An ABC News/Washington Post poll showed 15 percent of Sanders’ supporters said they would go for Trump if Biden were the Democratic nominee. Trump’s campaign and supporters have already begun working to attract those voters in ads and presidential tweets.
Just as worrisome for the Democrats are the “never-Biden” Sandernistas who insist they will stay at home on election day or cast their ballots for yet another third-party spoiler.
The message Sanders has to deliver to his followers is simple: a vote for anyone other than Biden, or not voting at all, is a vote for Trump.
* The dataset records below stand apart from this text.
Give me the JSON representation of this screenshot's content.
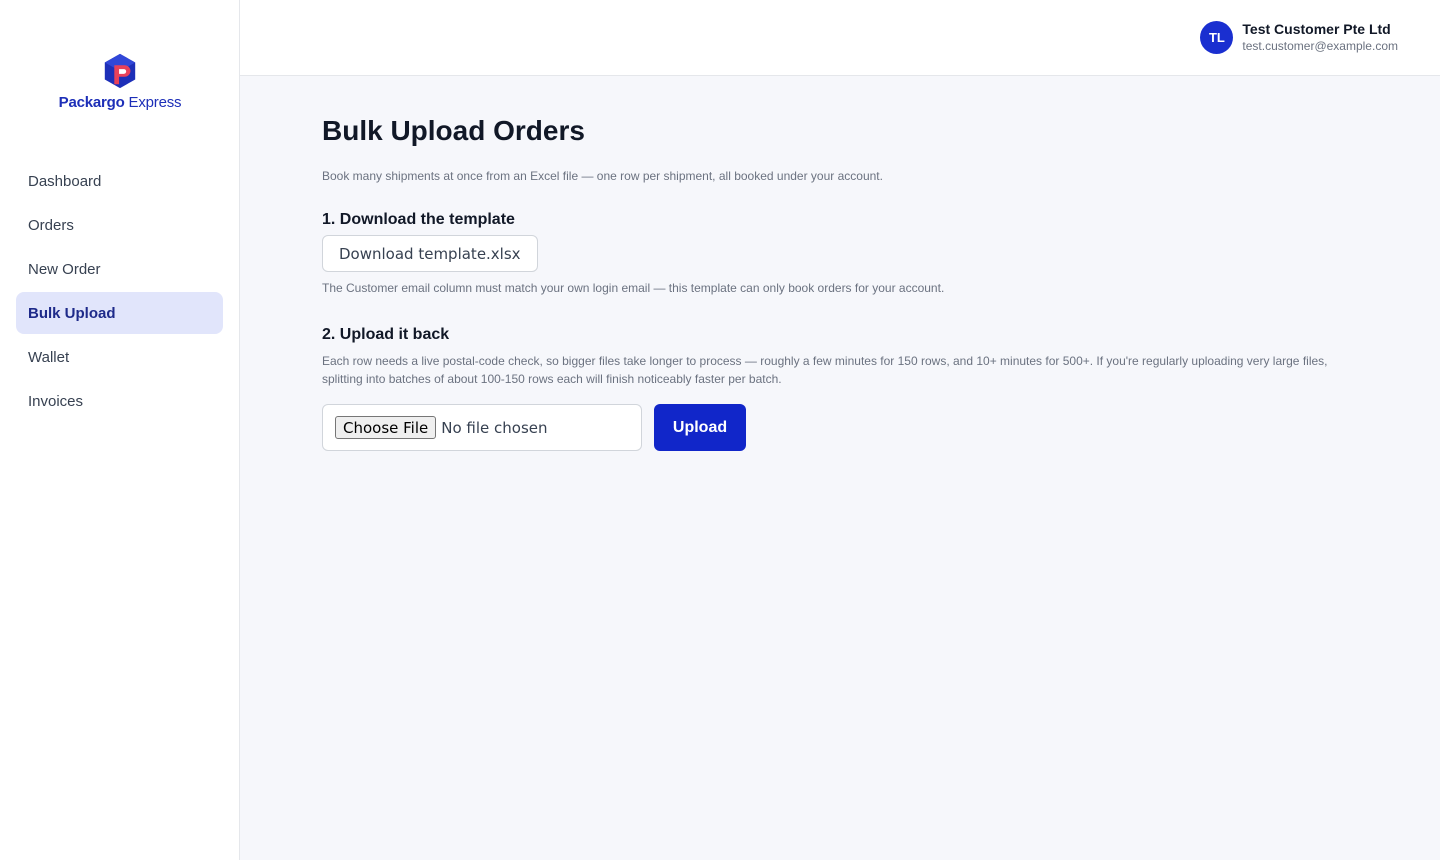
{
  "brand": {
    "name_bold": "Packargo",
    "name_light": " Express",
    "colors": {
      "primary": "#1126c9",
      "accent": "#e8415a"
    }
  },
  "sidebar": {
    "items": [
      {
        "label": "Dashboard"
      },
      {
        "label": "Orders"
      },
      {
        "label": "New Order"
      },
      {
        "label": "Bulk Upload",
        "active": true
      },
      {
        "label": "Wallet"
      },
      {
        "label": "Invoices"
      }
    ]
  },
  "user": {
    "initials": "TL",
    "name": "Test Customer Pte Ltd",
    "email": "test.customer@example.com"
  },
  "page": {
    "title": "Bulk Upload Orders",
    "description": "Book many shipments at once from an Excel file — one row per shipment, all booked under your account.",
    "step1": {
      "title": "1. Download the template",
      "button": "Download template.xlsx",
      "hint": "The Customer email column must match your own login email — this template can only book orders for your account."
    },
    "step2": {
      "title": "2. Upload it back",
      "hint": "Each row needs a live postal-code check, so bigger files take longer to process — roughly a few minutes for 150 rows, and 10+ minutes for 500+. If you're regularly uploading very large files, splitting into batches of about 100-150 rows each will finish noticeably faster per batch.",
      "choose_file": "Choose File",
      "no_file": "No file chosen",
      "upload_button": "Upload"
    }
  }
}
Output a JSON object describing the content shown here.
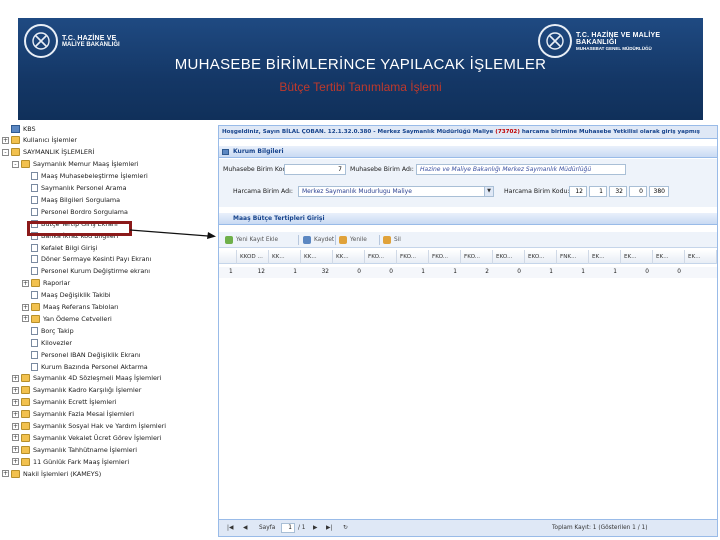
{
  "header": {
    "logo_left_line1": "T.C. HAZİNE VE",
    "logo_left_line2": "MALİYE BAKANLIĞI",
    "logo_right_line1": "T.C. HAZİNE VE MALİYE BAKANLIĞI",
    "logo_right_line2": "MUHASEBAT GENEL MÜDÜRLÜĞÜ",
    "title": "MUHASEBE BİRİMLERİNCE YAPILACAK İŞLEMLER",
    "subtitle": "Bütçe Tertibi Tanımlama İşlemi"
  },
  "tree": {
    "items": [
      {
        "label": "KBS",
        "level": 0,
        "kind": "root",
        "expander": ""
      },
      {
        "label": "Kullanıcı İşlemler",
        "level": 0,
        "kind": "folder",
        "expander": "+"
      },
      {
        "label": "SAYMANLIK İŞLEMLERİ",
        "level": 0,
        "kind": "folder",
        "expander": "-"
      },
      {
        "label": "Saymanlık Memur Maaş İşlemleri",
        "level": 1,
        "kind": "folder",
        "expander": "-"
      },
      {
        "label": "Maaş Muhasebeleştirme İşlemleri",
        "level": 2,
        "kind": "doc",
        "expander": ""
      },
      {
        "label": "Saymanlık Personel Arama",
        "level": 2,
        "kind": "doc",
        "expander": ""
      },
      {
        "label": "Maaş Bilgileri Sorgulama",
        "level": 2,
        "kind": "doc",
        "expander": ""
      },
      {
        "label": "Personel Bordro Sorgulama",
        "level": 2,
        "kind": "doc",
        "expander": ""
      },
      {
        "label": "Bütçe Tertip Giriş Ekranı",
        "level": 2,
        "kind": "doc",
        "expander": ""
      },
      {
        "label": "Banka İkraz Kod Bilgileri",
        "level": 2,
        "kind": "doc",
        "expander": ""
      },
      {
        "label": "Kefalet Bilgi Girişi",
        "level": 2,
        "kind": "doc",
        "expander": ""
      },
      {
        "label": "Döner Sermaye Kesinti Payı Ekranı",
        "level": 2,
        "kind": "doc",
        "expander": ""
      },
      {
        "label": "Personel Kurum Değiştirme ekranı",
        "level": 2,
        "kind": "doc",
        "expander": ""
      },
      {
        "label": "Raporlar",
        "level": 2,
        "kind": "folder",
        "expander": "+"
      },
      {
        "label": "Maaş Değişiklik Takibi",
        "level": 2,
        "kind": "doc",
        "expander": ""
      },
      {
        "label": "Maaş Referans Tabloları",
        "level": 2,
        "kind": "folder",
        "expander": "+"
      },
      {
        "label": "Yan Ödeme Cetvelleri",
        "level": 2,
        "kind": "folder",
        "expander": "+"
      },
      {
        "label": "Borç Takip",
        "level": 2,
        "kind": "doc",
        "expander": ""
      },
      {
        "label": "Kilovezler",
        "level": 2,
        "kind": "doc",
        "expander": ""
      },
      {
        "label": "Personel IBAN Değişiklik Ekranı",
        "level": 2,
        "kind": "doc",
        "expander": ""
      },
      {
        "label": "Kurum Bazında Personel Aktarma",
        "level": 2,
        "kind": "doc",
        "expander": ""
      },
      {
        "label": "Saymanlık 4D Sözleşmeli Maaş İşlemleri",
        "level": 1,
        "kind": "folder",
        "expander": "+"
      },
      {
        "label": "Saymanlık Kadro Karşılığı İşlemler",
        "level": 1,
        "kind": "folder",
        "expander": "+"
      },
      {
        "label": "Saymanlık Ecrett İşlemleri",
        "level": 1,
        "kind": "folder",
        "expander": "+"
      },
      {
        "label": "Saymanlık Fazla Mesai İşlemleri",
        "level": 1,
        "kind": "folder",
        "expander": "+"
      },
      {
        "label": "Saymanlık Sosyal Hak ve Yardım İşlemleri",
        "level": 1,
        "kind": "folder",
        "expander": "+"
      },
      {
        "label": "Saymanlık Vekalet Ücret Görev İşlemleri",
        "level": 1,
        "kind": "folder",
        "expander": "+"
      },
      {
        "label": "Saymanlık Tahhütname İşlemleri",
        "level": 1,
        "kind": "folder",
        "expander": "+"
      },
      {
        "label": "11 Günlük Fark Maaş İşlemleri",
        "level": 1,
        "kind": "folder",
        "expander": "+"
      },
      {
        "label": "Nakil İşlemleri (KAMEYS)",
        "level": 0,
        "kind": "folder",
        "expander": "+"
      }
    ]
  },
  "panel": {
    "welcome_prefix": "Hoşgeldiniz, Sayın BİLAL ÇOBAN. 12.1.32.0.380 - Merkez Saymanlık Müdürlüğü Maliye",
    "welcome_code": "(73702)",
    "welcome_suffix": "harcama birimine Muhasebe Yetkilisi olarak giriş yapmış",
    "kurum_title": "Kurum Bilgileri",
    "muhasebe_kodu_label": "Muhasebe Birim Kodu:",
    "muhasebe_kodu_value": "7",
    "muhasebe_adi_label": "Muhasebe Birim Adı:",
    "muhasebe_adi_value": "Hazine ve Maliye Bakanlığı Merkez Saymanlık Müdürlüğü",
    "harcama_adi_label": "Harcama Birim Adı:",
    "harcama_adi_value": "Merkez Saymanlık Mudurlugu Maliye",
    "harcama_kodu_label": "Harcama Birim Kodu:",
    "harcama_kodu_values": [
      "12",
      "1",
      "32",
      "0",
      "380"
    ],
    "grid_title": "Maaş Bütçe Tertipleri Girişi",
    "toolbar": {
      "new_label": "Yeni Kayıt Ekle",
      "save_label": "Kaydet",
      "refresh_label": "Yenile",
      "delete_label": "Sil"
    },
    "columns": [
      "KKOD ...",
      "KK...",
      "KK...",
      "KK...",
      "FKO...",
      "FKO...",
      "FKO...",
      "FKO...",
      "EKO...",
      "EKO...",
      "FNK...",
      "EK...",
      "EK...",
      "EK...",
      "EK..."
    ],
    "row": [
      "1",
      "12",
      "1",
      "32",
      "0",
      "0",
      "1",
      "1",
      "2",
      "0",
      "1",
      "1",
      "1",
      "0",
      "0"
    ],
    "pager": {
      "page_label": "Sayfa",
      "page_value": "1",
      "page_of": "/ 1",
      "total_label": "Toplam Kayıt: 1 (Gösterilen 1 / 1)"
    }
  },
  "colors": {
    "banner": "#143766",
    "subtitle_red": "#c0392b",
    "highlight_border": "#8b1a1a",
    "panel_border": "#99bbe8"
  }
}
Sanders stands to benefit by a Biden victory.  He’s unlikely to ever run again; he’ll be 82 in 2024, so by helping elect a Democratic president he will have new stature and power.  More so if Democrats can flip the Senate. The junior senator from the Green Mountain state will very likely chair an important committee. magnifying his voice beyond that of an angry curmudgeon.
Biden needs Sanders not only out campaigning but also tapping his extensive donor base, email operation and grass roots organization.
The president has turned his almost daily White House pandemic briefings into campaign events, substitutes for the rallies he loves but has been forced to shelve.  He gets live TV coverage to trash his critics, his opponents and the media.  He shamelessly uses the events to give shout-outs and face time for some major donors, corporate executives and preferred candidates, and infomercials for favorite industries and companies.
His main competition in those briefings is New York Governor Andrew Cuomo, whose noon briefings have become must-see TV for news junkies and those starved for useful information.  He is fully prepared, knowledgeable, articulate, on-topic and empathetic -- all the things Trump is not. That has led some to call for him to jump into the presidential contest.  Fuhgeddaboudit.  He has said he’s not interested now or later. But he’s only 62, a whippersnapper next to today’s contenders, so don’t count him out for 2024 or 2028.
While Trump is cashing in – politically and possibly financially -- on the pandemic, the crisis has harmed the Biden campaign, knocking it off the front pages and nightly news, postponing primaries, cancelling rallies, drying up campaign donations and sapping it of momentum as the candidate tries to stay in touch through a makeshift studio in the basement of his Wilmington home.
Biden knows many, particularly in the middle classes, might find it unseemly to be appealing for campaign donations during a pandemic and soaring unemployment.  Trump does not suffer from similar inhibitions.
Sanders won’t be the next president and can’t cure the coronavirus any more than Trump’s quack remedies, but he can inject some new momentum into the Democratic campaign for the White House.
If the senator was serious when he told NBC’s Andrea Mitchell last week that he “will do everything I can to defeat Donald Trump,” now’s the time to prove it.